En écrivant ces données, j’observe qu’aucun de ces pays ne se réfère à l’agriculture, pourtant aucun n’est autosuffisant sur le plan alimentaire. L’Afrique peut nourrir le continent avec des denrées produites sur place pour faire face à la forte demande et à son évolution. L’Afrique dispose de suffisamment de ressources pour passer du statut d’importateur à celui d’exportateur de denrées alimentaires. Pourtant, en 2021, l’Afrique en a importé pour 36,3 mds de dollars et cette dépendance devrait atteindre 110 mds de dollars d’ici 2025. Ce déficit pourrait être comblé, mais les investisseurs étrangers s’impliquent davantage dans l’agro-industrie, pour produire de l’huile de palme par exemple, mais pas dans le maraîchage, dans l’exploitation de légumes et de fruits exotiques, dans la plantation productive et dans la transformation des produits récoltés.
Les fondations de Rockefeller et de Bill et Melinda Gates espèrent contribuer à l’atteinte de l’objectif de prospérité de l’Afrique à travers l’agriculture, mais sans la juste distribution des terres et la volonté d’une bonne gouvernance, la partie est perdue d’avance.
Alors, où en est l’Afrique sur le plan démographique, sur ceux de l’éducation et de la santé qui sont des facteurs essentiels au développement et à l’émancipation de bon nombre de ces pays ? Dans ces domaines, les institutions internationales telles que l’Unesco ou l’AFD, pour ne citer qu’elles, s’investissent et nous révèlent des chiffres effrayants, notamment concernant l’Afrique subsaharienne qui a les taux les plus élevés d’exclusion de l’éducation. Plus d’un cinquième des enfants âgés de 6 à 11 ans n’est pas scolarisé, un tiers des enfants âgés d’environ 12 à 14 ans et près de 60 % des jeunes âgés de 15 à 17 ans. 23 % des filles ne sont pas scolarisées au primaire. Si des mesures urgentes ne sont pas prises, la situation empirera certainement, car la région fait face à une demande croissante d’éducation en raison de l’augmentation constante de sa population d’âge scolaire.
Concernant l’enjeu environnemental, la pollution, le changement climatique, la déforestation, le captage de CO² et sa valeur financière, tout reste à faire. Notons l’implication des acteurs dans le bassin du Congo qui s’attellent à la valorisation de ces trésors.
En conclusion, je me permets de citer Hélène Ray, professeure d’économie : « La vraie souveraineté est la capacité à répondre aux besoins des citoyens et à contrôler les destinées.
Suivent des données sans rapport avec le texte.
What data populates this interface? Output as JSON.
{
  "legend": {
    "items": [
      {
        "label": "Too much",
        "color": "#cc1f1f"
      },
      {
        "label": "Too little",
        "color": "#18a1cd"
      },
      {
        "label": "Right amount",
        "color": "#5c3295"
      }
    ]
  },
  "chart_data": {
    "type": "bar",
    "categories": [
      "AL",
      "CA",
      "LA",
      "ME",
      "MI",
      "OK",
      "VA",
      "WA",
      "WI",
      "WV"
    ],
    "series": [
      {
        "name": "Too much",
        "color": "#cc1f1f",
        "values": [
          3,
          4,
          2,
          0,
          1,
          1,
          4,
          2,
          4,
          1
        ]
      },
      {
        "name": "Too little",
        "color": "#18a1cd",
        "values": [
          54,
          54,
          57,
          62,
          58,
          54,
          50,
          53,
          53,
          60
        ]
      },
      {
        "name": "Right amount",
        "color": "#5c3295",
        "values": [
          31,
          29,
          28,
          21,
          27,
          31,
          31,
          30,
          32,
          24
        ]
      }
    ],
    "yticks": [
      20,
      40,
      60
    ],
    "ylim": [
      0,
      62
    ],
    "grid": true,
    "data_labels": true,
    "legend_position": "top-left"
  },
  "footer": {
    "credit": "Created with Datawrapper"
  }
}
On peut avoir l’illusion de l’indépendance et édicter ses propres lois sans avoir aucune prise sur les événements : on perd alors sa souveraineté. »
Cette analyse m’a été demandée par Monsieur Tribot La Spière, directeur général du CEPS (Centre d’étude et de prospective stratégique). Elle a fait l’objet d’un débat dans « la matinale » du 20 avril 2023 entre Thomas Mélinio, directeur exécutif de l’innovation, de la stratégie et de la recherche pour l’AFD et Étienne Giros, président du CIAN.